每一次心理諮詢,他都只是幫忙負責預定,並不瞭解上司的病情。
他回想起自己上班的第一天,那時候自己還是個毛手毛腳的職場新手,進入這個新的初創公司。
才上第一天班,他就找朋友吐槽了很多。比如他的上司強迫症有多麼可怕,桌子上一定要是固定的幾支筆,每件物品擺放的位置都不可以變,他會不停地洗手,對保潔的要求高得出奇。
當時他想,有一個這麼難搞的領導,自己一定待不長久。
可很奇怪的是,寧一宵這樣自我要求高到近乎苛刻的人,卻一次次容忍了他的失誤,一步步教他學會如何處理事務,給他很高的待遇,偶爾也會給予他生活上的幫助。
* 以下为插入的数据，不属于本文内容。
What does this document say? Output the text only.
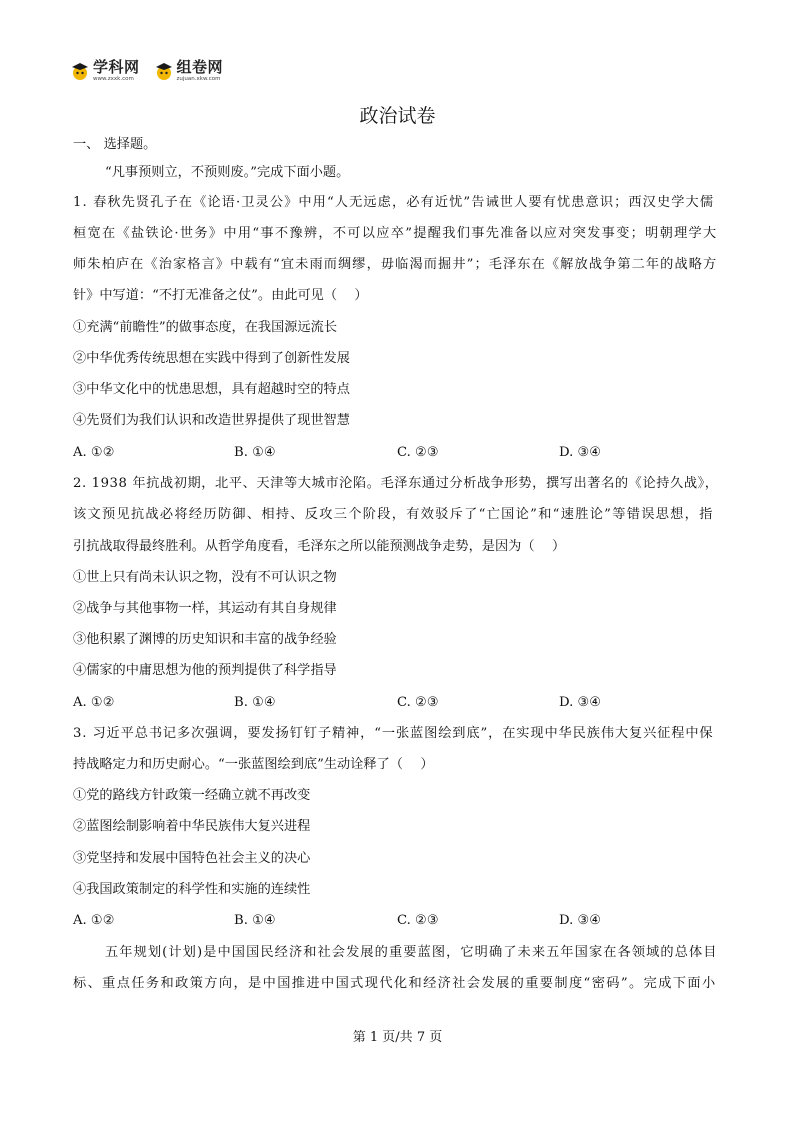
学科网
www.zxxk.com
组卷网
zujuan.xkw.com
政治试卷
一、 选择题。
“凡事预则立，不预则废。”完成下面小题。
1. 春秋先贤孔子在《论语·卫灵公》中用“人无远虑，必有近忧”告诫世人要有忧患意识；西汉史学大儒
桓宽在《盐铁论·世务》中用“事不豫辨，不可以应卒”提醒我们事先准备以应对突发事变；明朝理学大
师朱柏庐在《治家格言》中载有“宜未雨而绸缪，毋临渴而掘井”；毛泽东在《解放战争第二年的战略方
针》中写道：“不打无准备之仗”。由此可见（　 ）
①充满“前瞻性”的做事态度，在我国源远流长
②中华优秀传统思想在实践中得到了创新性发展
③中华文化中的忧患思想，具有超越时空的特点
④先贤们为我们认识和改造世界提供了现世智慧
A. ①②	B. ①④	C. ②③	D. ③④
2. 1938 年抗战初期，北平、天津等大城市沦陷。毛泽东通过分析战争形势，撰写出著名的《论持久战》，
该文预见抗战必将经历防御、相持、反攻三个阶段，有效驳斥了“亡国论”和“速胜论”等错误思想，指
引抗战取得最终胜利。从哲学角度看，毛泽东之所以能预测战争走势，是因为（　 ）
①世上只有尚未认识之物，没有不可认识之物
②战争与其他事物一样，其运动有其自身规律
③他积累了渊博的历史知识和丰富的战争经验
④儒家的中庸思想为他的预判提供了科学指导
A. ①②	B. ①④	C. ②③	D. ③④
3. 习近平总书记多次强调，要发扬钉钉子精神，“一张蓝图绘到底”，在实现中华民族伟大复兴征程中保
持战略定力和历史耐心。“一张蓝图绘到底”生动诠释了（　 ）
①党的路线方针政策一经确立就不再改变
②蓝图绘制影响着中华民族伟大复兴进程
③党坚持和发展中国特色社会主义的决心
④我国政策制定的科学性和实施的连续性
A. ①②	B. ①④	C. ②③	D. ③④
五年规划(计划)是中国国民经济和社会发展的重要蓝图，它明确了未来五年国家在各领域的总体目
标、重点任务和政策方向，是中国推进中国式现代化和经济社会发展的重要制度“密码”。完成下面小
第 1 页/共 7 页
有一次卡爾問景明,像Shaw這樣的人,現在已經這麼厲害了,明明可以找能力更強的助理,為什麼要一直用他。
景明那時候也只是笑著說,“因為這傢伙念舊啊。”
心理諮詢結束,寧一宵開啟門,看上去和往常沒有分別。
他讓卡爾送格蕾絲去機場,格蕾絲說正好,卡爾順便可以把藥帶回來。
開車時,格蕾絲詢問,“Shaw最近還是沒辦法駕駛,是嗎?”
卡爾點頭,“他根本就沒有嘗試過。無論去哪兒,都是司機開車,如果司機不在就會是我來開,比如今天,司機生病了,所以由我代勞。”
格蕾絲點點頭,誇讚起他的駕駛技術,卡爾笑笑,和她聊一些無關緊要的話題,格蕾絲笑得格外開朗,這讓他突然想到了不久前,蘇洄坐在副駕駛上的樣子。
很安靜,像一隻不會和人類產生話題的布偶。
而布魯克林的舊公寓裡,像布偶般安靜的蘇洄,在反覆思考下,禮貌地回覆了Sean的提問。
自認為對方不會再回復,他離開桌子,拿著行李包走進浴室。
蘇洄一件件整理需要帶到醫院的日用品,一開始還算順利,空白的行李包如同頭腦,被一點點裝滿。
但他始終找不到外婆常用的洗滌劑。
苦惱逐漸蔓延,幾乎是一瞬間,蘇洄陷入無聲的崩潰。
手沒能撐住鏡櫃,身體無力地滑下去,最終躺在浴室地板上。他像個沒有辦法控制自己情緒的孩子,藥物失去作用,頭腦清空,情緒的閥門被瞬間逆轉,軀體化反應操控了他的身體。